= Rancho La Jota =

Mexican land grant

Rancho La Jota was a 4454 acre Mexican land grant in present-day Napa County, California, given in 1843 by Governor Manuel Micheltorena to George C. Yount. La Jota means "the letter J" in Spanish, but the meaning of the name has been a cause of speculation. However, the Rutherford Family has always understood "J" as being the initial for Jorge, the Spanish form of the name George.

==History==
Through the influence of Mariano Guadalupe Vallejo, George C. Yount received the two square league Rancho Caymus in 1836, and became the first American settler in the Napa Valley. In 1843 he received the one square league Rancho La Jota on Howell Mountain to the north of Rancho Caymus. Yount planned to construct a sawmill on the mountaintop land.

With the cession of California to the United States following the Mexican-American War, the 1848 Treaty of Guadalupe Hidalgo provided that the land grants would be honored. As required by the Land Act of 1851, a claim for Rancho La Jota was filed with the Public Land Commission in 1852. The Land Commission rejected Yount's claim, but the United States District Court reversed the decision. The Rancho La Jota grant was patented to George C. Yount in 1857.

Edwin Angwin, in 1875, purchased 200 acre and established the Angwin Resort. By the 1900s, Edwin owned almost 1600 acre. The community of Angwin is named after him. In 1909, Angwin sold the property to the Seventh-day Adventist Church, who established Pacific Union College on the site.

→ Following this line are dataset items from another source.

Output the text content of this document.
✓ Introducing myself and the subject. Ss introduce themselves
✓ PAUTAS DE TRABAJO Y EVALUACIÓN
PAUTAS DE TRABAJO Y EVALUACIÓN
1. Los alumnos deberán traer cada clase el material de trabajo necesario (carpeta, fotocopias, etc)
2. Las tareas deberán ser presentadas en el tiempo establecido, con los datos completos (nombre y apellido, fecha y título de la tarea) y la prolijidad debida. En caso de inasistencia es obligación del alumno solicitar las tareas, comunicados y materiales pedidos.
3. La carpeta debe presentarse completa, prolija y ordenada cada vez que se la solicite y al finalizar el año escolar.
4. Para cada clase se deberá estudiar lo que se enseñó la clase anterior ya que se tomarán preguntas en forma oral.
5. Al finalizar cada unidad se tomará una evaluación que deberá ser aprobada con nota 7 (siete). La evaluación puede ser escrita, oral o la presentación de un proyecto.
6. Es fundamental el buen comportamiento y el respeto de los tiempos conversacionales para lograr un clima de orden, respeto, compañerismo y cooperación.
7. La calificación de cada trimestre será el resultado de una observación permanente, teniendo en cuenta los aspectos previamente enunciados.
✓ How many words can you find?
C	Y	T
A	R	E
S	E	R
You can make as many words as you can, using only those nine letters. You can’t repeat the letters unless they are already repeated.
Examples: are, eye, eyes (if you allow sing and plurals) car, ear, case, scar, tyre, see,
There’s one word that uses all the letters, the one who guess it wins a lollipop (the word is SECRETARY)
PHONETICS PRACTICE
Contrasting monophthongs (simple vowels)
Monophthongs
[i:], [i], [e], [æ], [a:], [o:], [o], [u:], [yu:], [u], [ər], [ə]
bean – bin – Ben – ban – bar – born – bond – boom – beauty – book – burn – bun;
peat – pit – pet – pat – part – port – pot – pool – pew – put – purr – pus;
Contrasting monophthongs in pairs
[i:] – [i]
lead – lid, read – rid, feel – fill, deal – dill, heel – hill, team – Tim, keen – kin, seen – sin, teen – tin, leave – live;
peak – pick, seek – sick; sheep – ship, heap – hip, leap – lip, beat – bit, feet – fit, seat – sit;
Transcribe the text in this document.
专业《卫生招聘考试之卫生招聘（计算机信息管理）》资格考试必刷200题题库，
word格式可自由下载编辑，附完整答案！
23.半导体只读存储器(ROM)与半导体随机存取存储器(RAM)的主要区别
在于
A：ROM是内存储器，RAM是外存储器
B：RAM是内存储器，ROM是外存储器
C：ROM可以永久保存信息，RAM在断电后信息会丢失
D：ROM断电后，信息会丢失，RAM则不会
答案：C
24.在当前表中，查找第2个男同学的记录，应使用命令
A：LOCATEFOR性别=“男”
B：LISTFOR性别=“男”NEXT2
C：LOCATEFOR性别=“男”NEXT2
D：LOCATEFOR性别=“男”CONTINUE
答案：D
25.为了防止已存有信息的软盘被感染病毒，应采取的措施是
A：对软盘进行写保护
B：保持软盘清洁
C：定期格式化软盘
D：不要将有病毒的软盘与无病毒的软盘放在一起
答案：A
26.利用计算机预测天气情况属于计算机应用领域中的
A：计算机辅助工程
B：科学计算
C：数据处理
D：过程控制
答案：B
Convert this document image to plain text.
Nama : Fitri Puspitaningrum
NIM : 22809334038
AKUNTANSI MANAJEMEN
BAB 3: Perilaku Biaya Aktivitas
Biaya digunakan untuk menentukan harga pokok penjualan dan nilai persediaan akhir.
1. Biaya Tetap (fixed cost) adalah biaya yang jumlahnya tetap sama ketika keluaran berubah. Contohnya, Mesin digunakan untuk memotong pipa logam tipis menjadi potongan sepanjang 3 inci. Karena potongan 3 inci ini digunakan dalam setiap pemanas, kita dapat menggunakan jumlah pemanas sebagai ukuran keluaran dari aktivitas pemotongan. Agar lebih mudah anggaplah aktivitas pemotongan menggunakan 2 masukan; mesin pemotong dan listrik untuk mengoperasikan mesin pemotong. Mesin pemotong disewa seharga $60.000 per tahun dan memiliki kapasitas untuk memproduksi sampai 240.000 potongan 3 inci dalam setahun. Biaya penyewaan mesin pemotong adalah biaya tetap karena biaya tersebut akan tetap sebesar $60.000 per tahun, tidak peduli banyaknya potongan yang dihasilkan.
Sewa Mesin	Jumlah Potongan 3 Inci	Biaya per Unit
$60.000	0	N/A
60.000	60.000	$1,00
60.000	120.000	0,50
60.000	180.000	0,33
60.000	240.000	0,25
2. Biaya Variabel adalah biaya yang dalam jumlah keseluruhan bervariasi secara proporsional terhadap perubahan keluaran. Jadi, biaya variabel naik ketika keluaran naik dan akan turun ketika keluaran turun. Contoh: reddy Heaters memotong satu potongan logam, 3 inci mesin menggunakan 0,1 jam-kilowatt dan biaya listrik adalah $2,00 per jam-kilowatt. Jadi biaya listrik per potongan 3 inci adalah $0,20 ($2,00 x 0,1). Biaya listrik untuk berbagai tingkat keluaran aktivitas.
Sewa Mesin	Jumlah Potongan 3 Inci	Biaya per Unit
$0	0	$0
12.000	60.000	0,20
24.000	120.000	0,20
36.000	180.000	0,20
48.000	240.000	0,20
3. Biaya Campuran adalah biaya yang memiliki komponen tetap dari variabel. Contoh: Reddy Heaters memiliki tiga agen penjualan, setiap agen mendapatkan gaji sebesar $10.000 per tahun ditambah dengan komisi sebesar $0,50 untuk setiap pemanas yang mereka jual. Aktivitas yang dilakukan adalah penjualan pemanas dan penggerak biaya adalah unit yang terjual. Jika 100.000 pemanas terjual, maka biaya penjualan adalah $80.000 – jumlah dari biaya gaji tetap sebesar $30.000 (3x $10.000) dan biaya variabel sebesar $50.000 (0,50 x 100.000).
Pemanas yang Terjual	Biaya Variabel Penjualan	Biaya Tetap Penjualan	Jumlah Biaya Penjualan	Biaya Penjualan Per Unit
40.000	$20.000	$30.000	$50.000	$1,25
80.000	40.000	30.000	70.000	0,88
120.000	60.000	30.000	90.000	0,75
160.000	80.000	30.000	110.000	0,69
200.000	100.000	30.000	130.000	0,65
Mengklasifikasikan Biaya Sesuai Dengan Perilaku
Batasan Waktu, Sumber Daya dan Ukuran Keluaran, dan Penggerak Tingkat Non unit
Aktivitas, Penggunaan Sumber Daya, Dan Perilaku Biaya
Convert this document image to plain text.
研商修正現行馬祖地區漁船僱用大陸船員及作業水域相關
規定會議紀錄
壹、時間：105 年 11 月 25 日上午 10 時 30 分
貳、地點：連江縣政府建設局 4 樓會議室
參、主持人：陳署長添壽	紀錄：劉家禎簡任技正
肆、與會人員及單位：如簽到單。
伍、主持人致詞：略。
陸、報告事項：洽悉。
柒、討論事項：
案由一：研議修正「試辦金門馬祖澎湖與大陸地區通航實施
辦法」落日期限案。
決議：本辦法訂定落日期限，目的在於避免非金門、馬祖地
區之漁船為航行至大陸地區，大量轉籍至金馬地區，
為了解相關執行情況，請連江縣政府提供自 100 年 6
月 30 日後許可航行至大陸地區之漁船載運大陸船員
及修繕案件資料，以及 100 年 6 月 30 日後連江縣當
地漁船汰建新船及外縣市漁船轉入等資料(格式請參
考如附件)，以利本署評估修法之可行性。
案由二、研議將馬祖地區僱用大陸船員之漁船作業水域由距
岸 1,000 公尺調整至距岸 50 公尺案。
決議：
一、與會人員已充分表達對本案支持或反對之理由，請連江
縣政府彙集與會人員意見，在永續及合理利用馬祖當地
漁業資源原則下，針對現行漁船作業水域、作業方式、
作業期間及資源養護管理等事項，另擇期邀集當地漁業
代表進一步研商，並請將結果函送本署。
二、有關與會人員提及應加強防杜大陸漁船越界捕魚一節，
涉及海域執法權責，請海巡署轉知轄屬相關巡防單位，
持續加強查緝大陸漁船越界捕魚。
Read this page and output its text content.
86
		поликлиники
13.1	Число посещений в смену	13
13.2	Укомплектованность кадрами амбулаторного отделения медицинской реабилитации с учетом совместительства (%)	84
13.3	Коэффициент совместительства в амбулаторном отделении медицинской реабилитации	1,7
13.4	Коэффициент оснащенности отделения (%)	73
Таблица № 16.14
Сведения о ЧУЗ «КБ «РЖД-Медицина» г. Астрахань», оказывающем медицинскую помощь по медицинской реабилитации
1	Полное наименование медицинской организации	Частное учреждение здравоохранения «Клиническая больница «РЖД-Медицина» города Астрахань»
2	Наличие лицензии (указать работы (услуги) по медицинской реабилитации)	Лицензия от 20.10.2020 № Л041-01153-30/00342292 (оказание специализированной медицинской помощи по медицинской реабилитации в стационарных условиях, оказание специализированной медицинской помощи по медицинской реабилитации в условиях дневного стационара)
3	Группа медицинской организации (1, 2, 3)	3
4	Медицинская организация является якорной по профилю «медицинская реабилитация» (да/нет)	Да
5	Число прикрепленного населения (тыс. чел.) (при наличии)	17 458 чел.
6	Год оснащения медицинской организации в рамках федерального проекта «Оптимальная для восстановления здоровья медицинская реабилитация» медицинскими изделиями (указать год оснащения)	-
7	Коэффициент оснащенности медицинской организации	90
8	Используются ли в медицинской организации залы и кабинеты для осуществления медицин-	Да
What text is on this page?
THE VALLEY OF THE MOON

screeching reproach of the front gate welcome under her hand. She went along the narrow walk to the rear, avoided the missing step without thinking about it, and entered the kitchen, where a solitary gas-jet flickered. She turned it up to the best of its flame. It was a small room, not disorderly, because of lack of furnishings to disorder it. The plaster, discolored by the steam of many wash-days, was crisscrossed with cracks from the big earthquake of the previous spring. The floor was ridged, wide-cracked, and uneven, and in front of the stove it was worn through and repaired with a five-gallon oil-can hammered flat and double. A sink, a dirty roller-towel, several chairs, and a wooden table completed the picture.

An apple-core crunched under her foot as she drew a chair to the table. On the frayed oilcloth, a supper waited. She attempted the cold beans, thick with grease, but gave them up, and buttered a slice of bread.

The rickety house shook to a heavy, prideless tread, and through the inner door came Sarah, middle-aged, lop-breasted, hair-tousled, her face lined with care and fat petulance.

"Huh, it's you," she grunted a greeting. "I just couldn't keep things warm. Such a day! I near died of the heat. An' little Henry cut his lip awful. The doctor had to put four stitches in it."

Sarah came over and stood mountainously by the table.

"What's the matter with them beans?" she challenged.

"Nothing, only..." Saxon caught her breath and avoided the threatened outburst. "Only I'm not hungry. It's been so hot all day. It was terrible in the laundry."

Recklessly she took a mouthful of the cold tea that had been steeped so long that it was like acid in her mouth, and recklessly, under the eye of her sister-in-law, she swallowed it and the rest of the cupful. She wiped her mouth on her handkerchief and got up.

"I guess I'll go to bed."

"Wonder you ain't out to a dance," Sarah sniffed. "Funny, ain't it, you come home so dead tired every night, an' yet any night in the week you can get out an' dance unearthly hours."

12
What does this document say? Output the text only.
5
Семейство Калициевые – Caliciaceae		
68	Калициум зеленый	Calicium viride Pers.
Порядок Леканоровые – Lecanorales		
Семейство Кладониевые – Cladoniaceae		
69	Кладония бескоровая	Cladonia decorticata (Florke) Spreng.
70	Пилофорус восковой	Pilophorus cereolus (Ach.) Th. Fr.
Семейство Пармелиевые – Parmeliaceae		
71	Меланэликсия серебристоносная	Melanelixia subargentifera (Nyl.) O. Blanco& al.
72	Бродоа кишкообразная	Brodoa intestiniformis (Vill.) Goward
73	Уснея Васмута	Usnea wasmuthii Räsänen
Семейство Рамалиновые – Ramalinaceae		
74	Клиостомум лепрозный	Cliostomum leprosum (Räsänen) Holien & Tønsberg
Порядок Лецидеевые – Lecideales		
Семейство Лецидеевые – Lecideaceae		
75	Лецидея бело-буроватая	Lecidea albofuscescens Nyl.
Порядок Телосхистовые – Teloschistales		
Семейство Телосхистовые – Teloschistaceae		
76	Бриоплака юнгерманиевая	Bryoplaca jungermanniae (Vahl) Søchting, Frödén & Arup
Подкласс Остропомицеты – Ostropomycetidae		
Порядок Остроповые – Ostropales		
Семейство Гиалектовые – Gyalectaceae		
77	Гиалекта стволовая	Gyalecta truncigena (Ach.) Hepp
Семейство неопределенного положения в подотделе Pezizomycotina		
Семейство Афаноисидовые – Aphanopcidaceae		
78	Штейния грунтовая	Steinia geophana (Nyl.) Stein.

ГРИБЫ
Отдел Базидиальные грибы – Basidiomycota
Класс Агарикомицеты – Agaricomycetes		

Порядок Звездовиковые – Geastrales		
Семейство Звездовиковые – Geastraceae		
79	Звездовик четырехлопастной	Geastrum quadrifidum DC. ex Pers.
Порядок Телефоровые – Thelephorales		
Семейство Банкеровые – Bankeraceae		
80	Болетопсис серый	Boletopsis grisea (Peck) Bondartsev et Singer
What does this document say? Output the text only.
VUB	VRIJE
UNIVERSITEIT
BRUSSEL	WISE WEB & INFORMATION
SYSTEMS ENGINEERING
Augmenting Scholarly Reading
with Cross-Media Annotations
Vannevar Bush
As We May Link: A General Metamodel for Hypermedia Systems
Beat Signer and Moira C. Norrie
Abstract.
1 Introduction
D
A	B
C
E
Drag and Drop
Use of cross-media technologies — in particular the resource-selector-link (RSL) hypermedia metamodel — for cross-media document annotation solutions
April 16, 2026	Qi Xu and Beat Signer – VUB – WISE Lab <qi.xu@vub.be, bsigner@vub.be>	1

==Historic sites of the Rancho==
- La Jota Vineyard, a winery built in 1898 from the local volcanic rock by Frederick Hess. Hess, the publisher of the German-language California Demokrat in San Francisco, purchased 327 acre of Rancho La Jota.

In 1975, Bill Smith bought part of Rancho La Jota, including the old stone winery from the late 1800s, and started La Jota Vineyard Company. There, he replanted the vineyards that were torn out during Prohibition and started making stellar Cabernets until the year 2000.